Em vídeo publicado nas redes sociais no último sábado (04), Marcelo Ramos, vice-presidente de Relações Institucionais da Associação Brasileira de Mobilidade e Tecnologia (Amobitec), afirmou que o modelo de remuneração das plataformas de mobilidade urbana varia conforme a dinâmica de oferta e demanda e inclui mecanismos para ampliar a cobertura do serviço, especialmente em áreas com menor atratividade.

“Não é verdade que as plataformas ficam com 50% do valor das corridas”, opinou.

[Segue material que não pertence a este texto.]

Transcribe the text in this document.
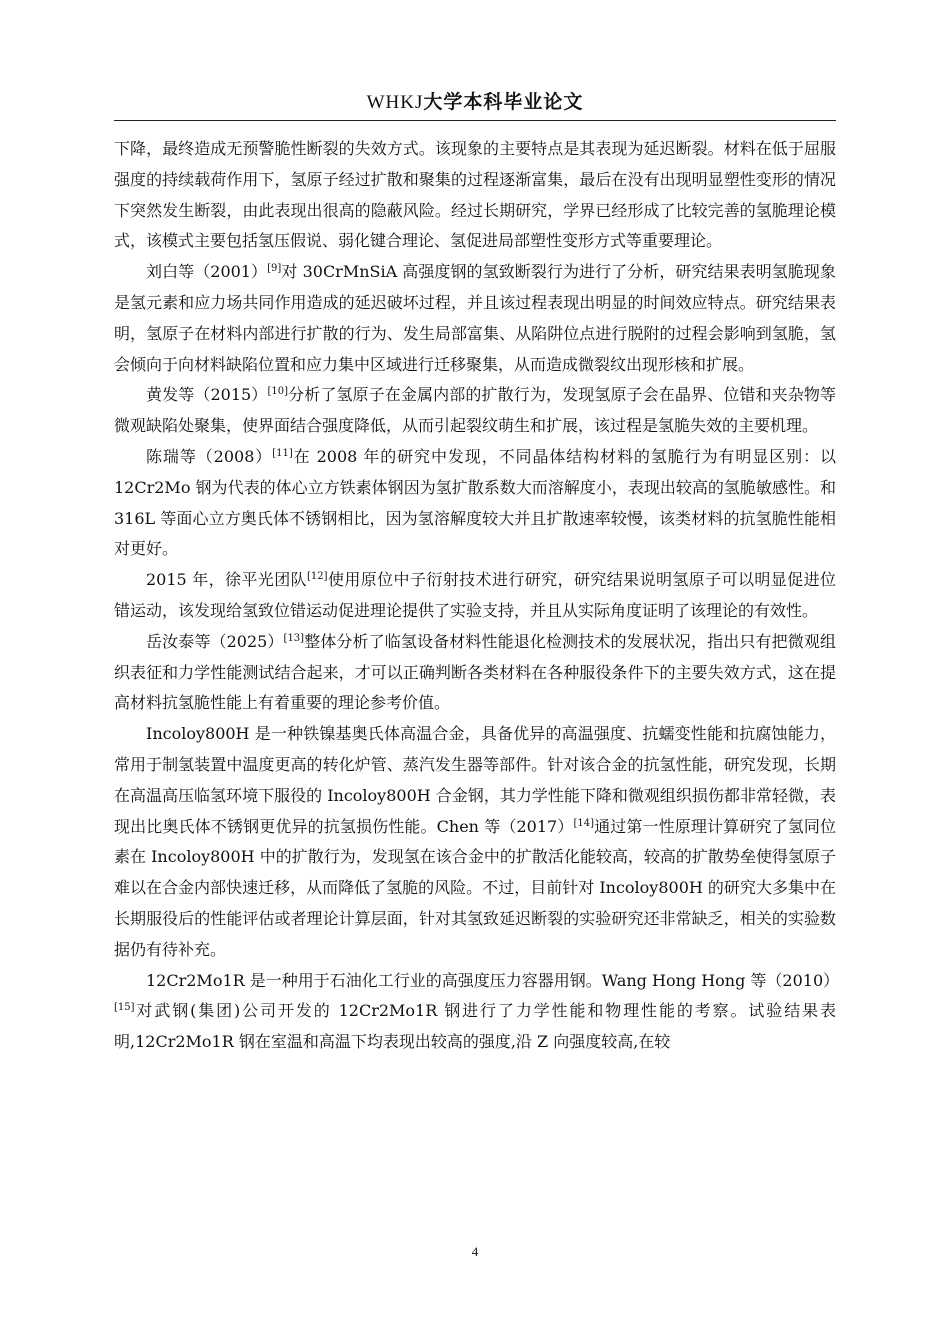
WHKJ大学本科毕业论文

下降，最终造成无预警脆性断裂的失效方式。该现象的主要特点是其表现为延迟断裂。材料在低于屈服强度的持续载荷作用下，氢原子经过扩散和聚集的过程逐渐富集，最后在没有出现明显塑性变形的情况下突然发生断裂，由此表现出很高的隐蔽风险。经过长期研究，学界已经形成了比较完善的氢脆理论模式，该模式主要包括氢压假说、弱化键合理论、氢促进局部塑性变形方式等重要理论。

刘白等（2001）[9]对 30CrMnSiA 高强度钢的氢致断裂行为进行了分析，研究结果表明氢脆现象是氢元素和应力场共同作用造成的延迟破坏过程，并且该过程表现出明显的时间效应特点。研究结果表明，氢原子在材料内部进行扩散的行为、发生局部富集、从陷阱位点进行脱附的过程会影响到氢脆，氢会倾向于向材料缺陷位置和应力集中区域进行迁移聚集，从而造成微裂纹出现形核和扩展。

黄发等（2015）[10]分析了氢原子在金属内部的扩散行为，发现氢原子会在晶界、位错和夹杂物等微观缺陷处聚集，使界面结合强度降低，从而引起裂纹萌生和扩展，该过程是氢脆失效的主要机理。

陈瑞等（2008）[11]在 2008 年的研究中发现，不同晶体结构材料的氢脆行为有明显区别：以 12Cr2Mo 钢为代表的体心立方铁素体钢因为氢扩散系数大而溶解度小，表现出较高的氢脆敏感性。和 316L 等面心立方奥氏体不锈钢相比，因为氢溶解度较大并且扩散速率较慢，该类材料的抗氢脆性能相对更好。

2015 年，徐平光团队[12]使用原位中子衍射技术进行研究，研究结果说明氢原子可以明显促进位错运动，该发现给氢致位错运动促进理论提供了实验支持，并且从实际角度证明了该理论的有效性。

岳汝泰等（2025）[13]整体分析了临氢设备材料性能退化检测技术的发展状况，指出只有把微观组织表征和力学性能测试结合起来，才可以正确判断各类材料在各种服役条件下的主要失效方式，这在提高材料抗氢脆性能上有着重要的理论参考价值。

Incoloy800H 是一种铁镍基奥氏体高温合金，具备优异的高温强度、抗蠕变性能和抗腐蚀能力，常用于制氢装置中温度更高的转化炉管、蒸汽发生器等部件。针对该合金的抗氢性能，研究发现，长期在高温高压临氢环境下服役的 Incoloy800H 合金钢，其力学性能下降和微观组织损伤都非常轻微，表现出比奥氏体不锈钢更优异的抗氢损伤性能。Chen 等（2017）[14]通过第一性原理计算研究了氢同位素在 Incoloy800H 中的扩散行为，发现氢在该合金中的扩散活化能较高，较高的扩散势垒使得氢原子难以在合金内部快速迁移，从而降低了氢脆的风险。不过，目前针对 Incoloy800H 的研究大多集中在长期服役后的性能评估或者理论计算层面，针对其氢致延迟断裂的实验研究还非常缺乏，相关的实验数据仍有待补充。

12Cr2Mo1R 是一种用于石油化工行业的高强度压力容器用钢。Wang Hong Hong 等（2010）[15]对武钢(集团)公司开发的 12Cr2Mo1R 钢进行了力学性能和物理性能的考察。试验结果表明,12Cr2Mo1R 钢在室温和高温下均表现出较高的强度,沿 Z 向强度较高,在较

4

Segundo ele, o percentual de retenção varia. “O critério que define o percentual de retenção tem a ver com a busca do equilíbrio entre oferta e demanda.” Ramos explicou que, em diferentes corridas, essa taxa pode mudar: “Tem corrida em que a retenção é de 30%, 20%, 10% ou até zero, quando o motorista fica com o valor integral”.

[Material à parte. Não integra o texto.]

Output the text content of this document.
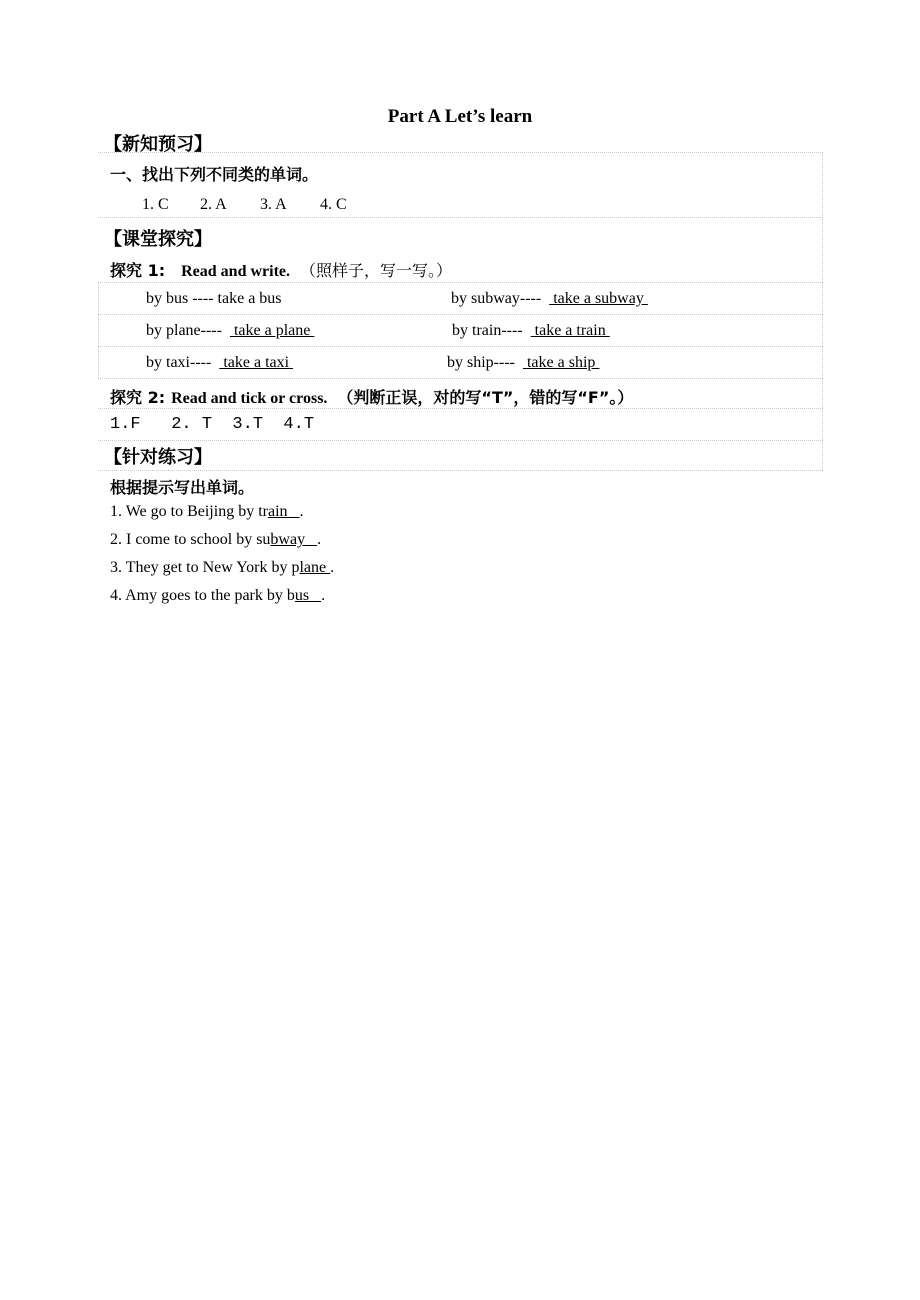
Part A Let’s learn
【新知预习】
一、找出下列不同类的单词。
1. C 2. A 3. A 4. C
【课堂探究】
探究 1: Read and write. （照样子，写一写。）
by bus ---- take a bus	by subway----  take a subway
by plane----  take a plane	by train----  take a train
by taxi----  take a taxi	by ship----  take a ship
探究 2: Read and tick or cross. （判断正误，对的写“T”，错的写“F”。）
1.F   2. T  3.T  4.T
【针对练习】
根据提示写出单词。
1. We go to Beijing by train   .
2. I come to school by subway   .
3. They get to New York by plane .
4. Amy goes to the park by bus   .
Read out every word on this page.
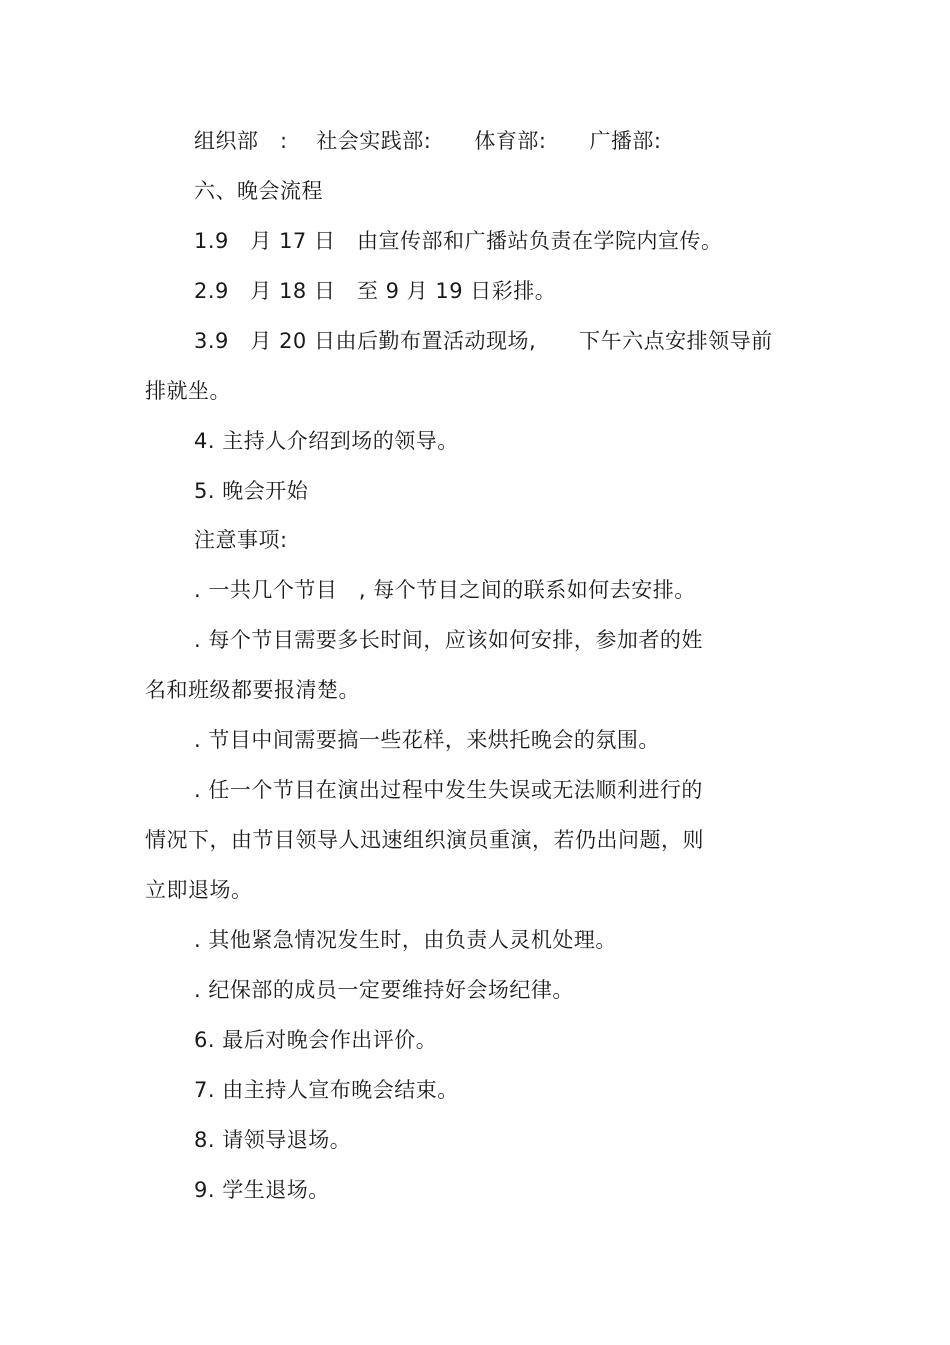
组织部　:　 社会实践部:　　体育部:　　广播部:
六、晚会流程
1.9　月 17 日　由宣传部和广播站负责在学院内宣传。
2.9　月 18 日　至 9 月 19 日彩排。
3.9　月 20 日由后勤布置活动现场,　　下午六点安排领导前
排就坐。
4. 主持人介绍到场的领导。
5. 晚会开始
注意事项:
. 一共几个节目　, 每个节目之间的联系如何去安排。
. 每个节目需要多长时间，应该如何安排，参加者的姓
名和班级都要报清楚。
. 节目中间需要搞一些花样，来烘托晚会的氛围。
. 任一个节目在演出过程中发生失误或无法顺利进行的
情况下，由节目领导人迅速组织演员重演，若仍出问题，则
立即退场。
. 其他紧急情况发生时，由负责人灵机处理。
. 纪保部的成员一定要维持好会场纪律。
6. 最后对晚会作出评价。
7. 由主持人宣布晚会结束。
8. 请领导退场。
9. 学生退场。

Ainda de acordo com o executivo, o modelo busca garantir a oferta de serviços em diferentes regiões das cidades. Ele também detalhou como a lógica funciona na prática. “Em áreas com maior demanda, a retenção pode ser maior. Já em regiões mais afastadas, esse percentual diminui para incentivar as corridas”, detalhou.

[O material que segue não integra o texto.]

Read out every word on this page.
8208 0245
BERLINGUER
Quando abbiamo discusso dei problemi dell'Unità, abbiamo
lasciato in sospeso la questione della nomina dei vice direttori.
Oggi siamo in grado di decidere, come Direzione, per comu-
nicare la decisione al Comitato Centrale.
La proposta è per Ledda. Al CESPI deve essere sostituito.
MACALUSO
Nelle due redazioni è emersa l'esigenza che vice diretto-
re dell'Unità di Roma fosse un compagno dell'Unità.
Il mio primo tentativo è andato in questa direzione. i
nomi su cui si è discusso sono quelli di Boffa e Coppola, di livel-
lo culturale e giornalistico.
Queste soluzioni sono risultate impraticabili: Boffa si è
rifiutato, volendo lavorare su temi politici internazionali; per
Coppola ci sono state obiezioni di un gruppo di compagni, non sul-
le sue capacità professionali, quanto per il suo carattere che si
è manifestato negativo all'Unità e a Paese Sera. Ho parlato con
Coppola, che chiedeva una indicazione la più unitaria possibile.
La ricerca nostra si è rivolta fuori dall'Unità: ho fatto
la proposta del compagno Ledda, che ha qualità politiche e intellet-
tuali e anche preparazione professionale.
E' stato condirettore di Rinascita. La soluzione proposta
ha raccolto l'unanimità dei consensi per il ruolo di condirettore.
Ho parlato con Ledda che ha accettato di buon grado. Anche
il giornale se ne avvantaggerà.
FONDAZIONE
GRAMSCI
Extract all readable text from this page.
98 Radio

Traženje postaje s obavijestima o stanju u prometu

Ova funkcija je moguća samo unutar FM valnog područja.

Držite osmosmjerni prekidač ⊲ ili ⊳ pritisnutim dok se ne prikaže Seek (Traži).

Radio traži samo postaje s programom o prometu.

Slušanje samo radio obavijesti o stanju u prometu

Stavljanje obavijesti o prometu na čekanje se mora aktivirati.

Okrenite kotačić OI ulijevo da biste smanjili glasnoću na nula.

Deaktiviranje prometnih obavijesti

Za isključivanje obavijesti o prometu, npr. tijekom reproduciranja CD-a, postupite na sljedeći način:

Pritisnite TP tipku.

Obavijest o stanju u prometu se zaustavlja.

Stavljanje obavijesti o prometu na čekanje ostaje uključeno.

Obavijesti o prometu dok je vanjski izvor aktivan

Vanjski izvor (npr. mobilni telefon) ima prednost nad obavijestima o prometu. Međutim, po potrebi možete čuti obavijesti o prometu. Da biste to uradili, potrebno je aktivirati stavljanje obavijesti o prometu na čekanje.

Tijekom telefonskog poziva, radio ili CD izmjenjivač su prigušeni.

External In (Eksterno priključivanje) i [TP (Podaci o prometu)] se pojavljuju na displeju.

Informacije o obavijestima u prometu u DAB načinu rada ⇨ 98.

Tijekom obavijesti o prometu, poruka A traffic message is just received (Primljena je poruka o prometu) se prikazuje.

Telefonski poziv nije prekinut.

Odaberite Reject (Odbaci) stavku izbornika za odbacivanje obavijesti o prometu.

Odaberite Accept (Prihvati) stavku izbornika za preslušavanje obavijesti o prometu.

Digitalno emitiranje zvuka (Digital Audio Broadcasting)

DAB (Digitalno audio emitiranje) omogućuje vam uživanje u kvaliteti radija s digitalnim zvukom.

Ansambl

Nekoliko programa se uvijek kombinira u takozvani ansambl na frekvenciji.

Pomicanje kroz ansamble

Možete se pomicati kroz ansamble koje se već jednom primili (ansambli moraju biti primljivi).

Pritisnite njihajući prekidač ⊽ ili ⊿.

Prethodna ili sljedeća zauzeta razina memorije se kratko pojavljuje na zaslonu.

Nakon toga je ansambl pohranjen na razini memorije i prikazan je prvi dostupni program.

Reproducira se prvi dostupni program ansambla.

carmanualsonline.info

Ramos acrescentou que o modelo contribui para ampliar acessos na mobilidade urbana. “A redução da retenção em áreas menos atendidas ajuda a garantir que mais pessoas tenham acesso ao transporte.”

Ele também apontou desafios enfrentados por motoristas e entregadores, especialmente aqueles que utilizam veículos alugados: “Esses trabalhadores têm custos mais altos, o que impacta a renda”. Como alternativa, defendeu a criação de políticas públicas voltadas ao setor. “É importante criar linhas de crédito subsidiadas para que esses profissionais possam adquirir seus próprios veículos”, apontou.

No caso de entregadores que utilizam bicicleta, Ramos destacou o potencial de aumento de renda. “Com acesso a crédito, eles podem migrar para outros meios de transporte, aumentar a produtividade e melhorar a renda.”

Ele acrescentou que as plataformas buscam manter a sustentabilidade do modelo. “O objetivo é garantir a viabilidade do negócio, a proteção social dos trabalhadores e o acesso da população aos serviços”, defendeu.